The company that provides the air traffic control system is NATS, a public-private partnership jointly owned by the UK government, a handful of British airlines, and some pension funds. The company was founded in 1962, and it’s probably fair to say that some of the core technology underpinning the system has been there from the very beginning. Apparently a similar incident in 2014 was traced back to a bug in the code from the 1990s!

Dealing with legacy systems

Whilst at Origin we don’t deal with such safety-critical situations as air traffic control, we do have experience in building tech that needs to interface with legacy systems that are not just years, but sometimes decades old.

Those who aren’t intimately involved in building technology sometimes won’t appreciate how difficult it is to write code and build systems that are truly stable. The reason for this is “edge-cases” – situations that are not the base-case scenario for a system’s operations, but are theoretically possible within the algorithm. 

The more complicated an algorithm, (and the more automation exists within the system), the more risk of edge cases tripping things up.

 

Hard-won experience

At Origin we have a lot of experience with this, especially in the building of our Documentation product, which now supports “multi-player mode” with many counterparties (dealers, issuer, law firm) able to interact simultaneously on a syndicated transaction. 

There are so many edge cases that can potentially arise as different counterparties are reviewing, commenting, and collaborating on the documents we produce. 

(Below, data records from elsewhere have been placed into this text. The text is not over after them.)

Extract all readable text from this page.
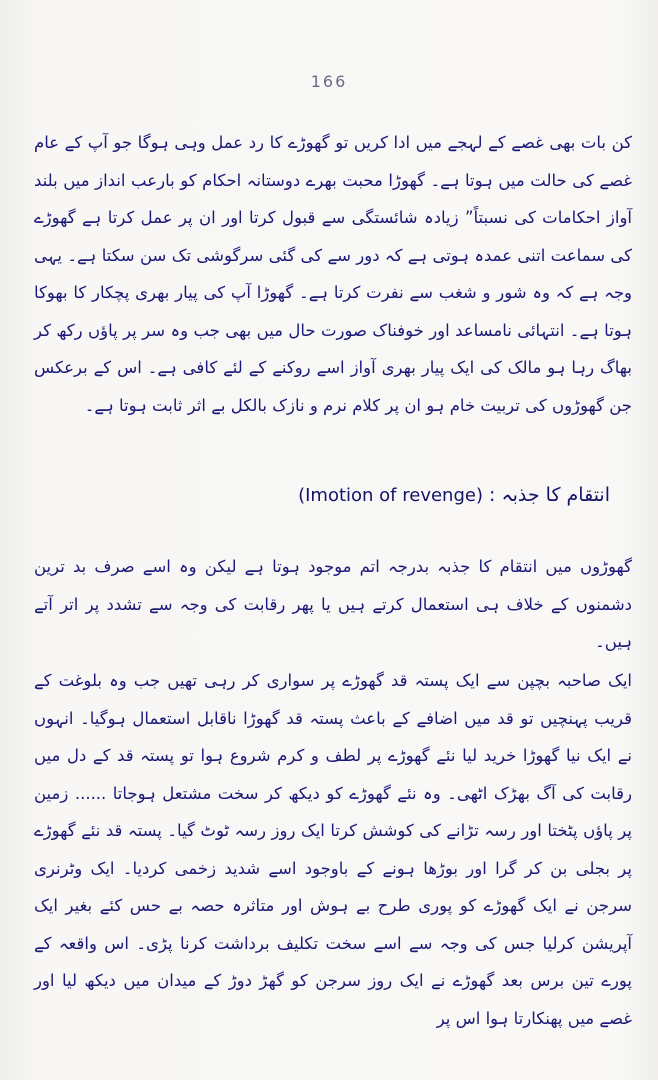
166

کن بات بھی غصے کے لہجے میں ادا کریں تو گھوڑے کا رد عمل وہی ہوگا جو آپ کے عام غصے کی حالت میں ہوتا ہے۔ گھوڑا محبت بھرے دوستانہ احکام کو بارعب انداز میں بلند آواز احکامات کی نسبتاً” زیادہ شائستگی سے قبول کرتا اور ان پر عمل کرتا ہے گھوڑے کی سماعت اتنی عمدہ ہوتی ہے کہ دور سے کی گئی سرگوشی تک سن سکتا ہے۔ یہی وجہ ہے کہ وہ شور و شغب سے نفرت کرتا ہے۔ گھوڑا آپ کی پیار بھری پچکار کا بھوکا ہوتا ہے۔ انتہائی نامساعد اور خوفناک صورت حال میں بھی جب وہ سر پر پاؤں رکھ کر بھاگ رہا ہو مالک کی ایک پیار بھری آواز اسے روکنے کے لئے کافی ہے۔ اس کے برعکس جن گھوڑوں کی تربیت خام ہو ان پر کلام نرم و نازک بالکل بے اثر ثابت ہوتا ہے۔

انتقام کا جذبہ : (Imotion of revenge)

گھوڑوں میں انتقام کا جذبہ بدرجہ اتم موجود ہوتا ہے لیکن وہ اسے صرف بد ترین دشمنوں کے خلاف ہی استعمال کرتے ہیں یا پھر رقابت کی وجہ سے تشدد پر اتر آتے ہیں۔

ایک صاحبہ بچپن سے ایک پستہ قد گھوڑے پر سواری کر رہی تھیں جب وہ بلوغت کے قریب پہنچیں تو قد میں اضافے کے باعث پستہ قد گھوڑا ناقابل استعمال ہوگیا۔ انہوں نے ایک نیا گھوڑا خرید لیا نئے گھوڑے پر لطف و کرم شروع ہوا تو پستہ قد کے دل میں رقابت کی آگ بھڑک اٹھی۔ وہ نئے گھوڑے کو دیکھ کر سخت مشتعل ہوجاتا ...... زمین پر پاؤں پٹختا اور رسہ تڑانے کی کوشش کرتا ایک روز رسہ ٹوٹ گیا۔ پستہ قد نئے گھوڑے پر بجلی بن کر گرا اور بوڑھا ہونے کے باوجود اسے شدید زخمی کردیا۔ ایک وٹرنری سرجن نے ایک گھوڑے کو پوری طرح بے ہوش اور متاثرہ حصہ بے حس کئے بغیر ایک آپریشن کرلیا جس کی وجہ سے اسے سخت تکلیف برداشت کرنا پڑی۔ اس واقعہ کے پورے تین برس بعد گھوڑے نے ایک روز سرجن کو گھڑ دوڑ کے میدان میں دیکھ لیا اور غصے میں پھنکارتا ہوا اس پر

We put a lot of time into thoroughly testing all that we can, and also invest in design resource to ensure that if things fail, they “fail elegantly” (meaning that we revert any change, protect the rest of the platform, and deliver to the user an actionable message about what’s going on). This is hard enough when you own the whole tech stack, but becomes even harder when you are building new tech that has to interface with old tech. 

We’re well versed in this, having built integrations into clearing systems, stock exchanges, and paying agents all around the capital markets… all of whom have systems in use that are 20-30+ years old (if not more). 

Focus on robustness

Development can be a bit slower than initially expected, but that’s because during the development and testing cycle, we are constantly uncovering edge cases that need to be dealt with – even if the probability of those arising is extremely low. You’d be surprised by the number of random situations that we’ve had to account for that potentially threaten to derail straight through processing of issuance.

As we’ve scaled up – we’re now processing over 1,000 transactions annually – we’ve made huge investments in QA and automated end-to-end testing to ensure our processes and platform are stable. And every once in a while, we pause all development and focus on robustness – specifically looking for edge cases to ensure they are covered for.

Now that the air traffic control system is back up and running, and our family has arrived safely back in London, let’s hope that NATS takes a leaf out of Origin’s book – time for the technologists who keep our skies safe to embark on a sprint or two of robustness to prevent this from happening again!